When It Comes to Disarming Hussein, Even the Hawks Are Split

One line of division over the prospect of war with Iraq was vividly displayed on the streets of America and Europe nine days ago: the chasm between those who support the use of force against Saddam Hussein and those who marched to oppose it.

But another critical division has emerged over the war. This one is between two distinct groups of those supporting force. On one side are those who consider international cooperation the key to confronting new threats to global security. On the other are those who see Iraq as the opportunity to prove that the surest way to a safer world is for America to lead through assertive action, even if that increases friction with allies in the near term.

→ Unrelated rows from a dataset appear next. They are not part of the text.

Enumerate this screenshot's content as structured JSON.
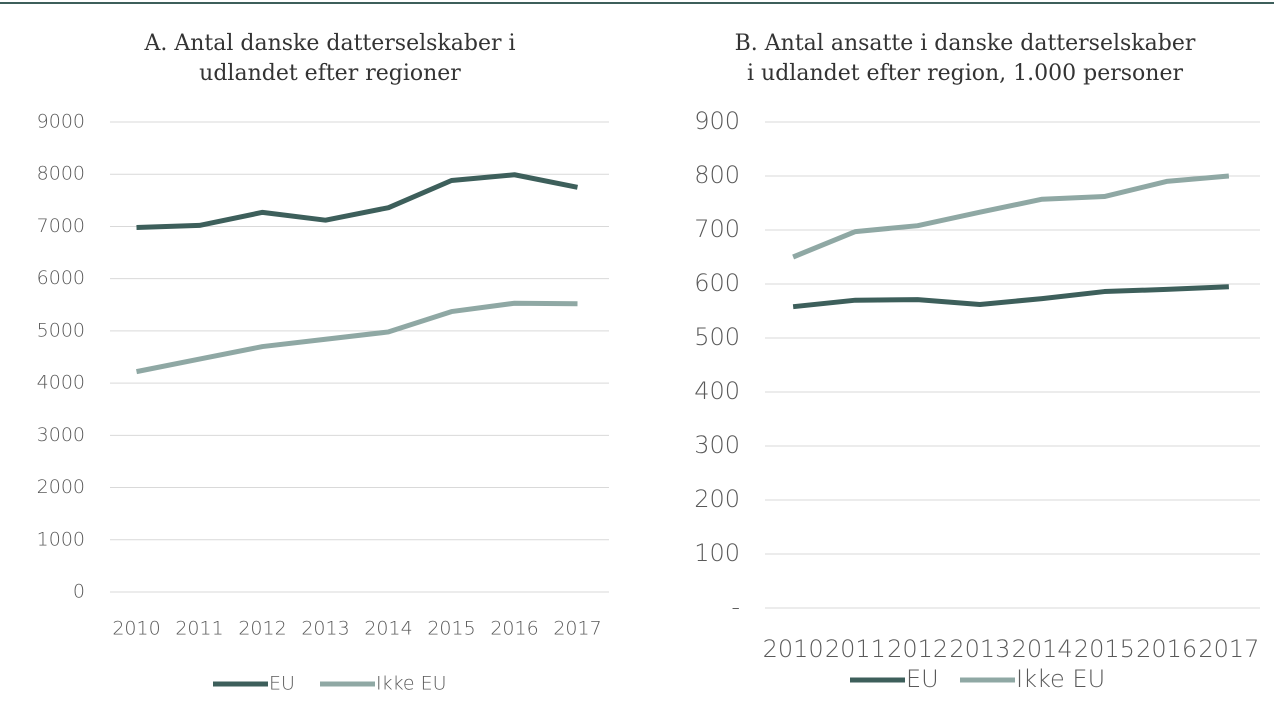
{
  "chart_data": [
    {
      "type": "line",
      "title": [
        "A. Antal danske datterselskaber i",
        "udlandet efter regioner"
      ],
      "categories": [
        "2010",
        "2011",
        "2012",
        "2013",
        "2014",
        "2015",
        "2016",
        "2017"
      ],
      "series": [
        {
          "name": "EU",
          "color": "#3d5f5b",
          "values": [
            6980,
            7020,
            7270,
            7120,
            7360,
            7880,
            7990,
            7750
          ]
        },
        {
          "name": "Ikke EU",
          "color": "#8fa8a4",
          "values": [
            4220,
            4460,
            4700,
            4840,
            4980,
            5370,
            5530,
            5520
          ]
        }
      ],
      "ylim": [
        0,
        9000
      ],
      "yticks": [
        0,
        1000,
        2000,
        3000,
        4000,
        5000,
        6000,
        7000,
        8000,
        9000
      ],
      "grid": true,
      "legend": "bottom"
    },
    {
      "type": "line",
      "title": [
        "B. Antal ansatte i danske datterselskaber",
        "i udlandet efter region, 1.000 personer"
      ],
      "categories": [
        "2010",
        "2011",
        "2012",
        "2013",
        "2014",
        "2015",
        "2016",
        "2017"
      ],
      "series": [
        {
          "name": "EU",
          "color": "#3d5f5b",
          "values": [
            558,
            570,
            571,
            562,
            573,
            586,
            590,
            595
          ]
        },
        {
          "name": "Ikke EU",
          "color": "#8fa8a4",
          "values": [
            650,
            697,
            708,
            733,
            757,
            762,
            790,
            800
          ]
        }
      ],
      "ylim": [
        0,
        900
      ],
      "yticks": [
        {
          "value": 0,
          "label": "-"
        },
        100,
        200,
        300,
        400,
        500,
        600,
        700,
        800,
        900
      ],
      "grid": true,
      "legend": "bottom"
    }
  ]
}
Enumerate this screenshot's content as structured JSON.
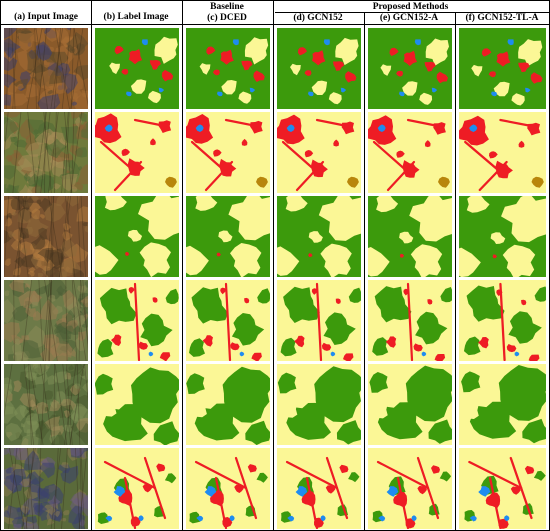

Over time, this argument over how to make war against Iraq may have more lasting implications than the debate over whether to invade. The odds are high that President Bush will make the question of whether to use force moot sometime in the next few weeks by ordering an attack. But the dispute over how to pursue war will have implications for years. It will color America's relations with its traditional allies in Europe long after the shooting stops in Baghdad. And it is likely to emerge as the central foreign policy debate in the 2004 presidential election.

These contending views are expressed in the purest form by two sets of foreign policy analysts. The go-it-alone case is made most aggressively by neo-conservative thinkers inside and outside of the Bush administration, such as Republican strategist William Kristol and Deputy Defense Secretary Paul D. Wolfowitz. Bush doesn't accept all their arguments, but his approach to Iraq, and the world more broadly, bears their clear imprint.

The bring-others-along argument is expressed most passionately by a group that writer Harold Meyerson, in American Prospect magazine, recently dubbed "tough doves" -- center-left Democrats such as Sen. John F. Kerry of Massachusetts and retired Gen. Wesley K. Clark, the former NATO supreme allied commander. The dwindling band of Republican foreign policy moderates, such as Sen. Charles Hagel of Nebraska, holds similar views. The unquestioned international leader of this camp is British Prime Minister Tony Blair.

Both sides agree Hussein must be disarmed. Both are willing to use force to do so. But the two camps are seeking to establish in Iraq very different precedents for how the world deals with new threats in the age of global terrorism.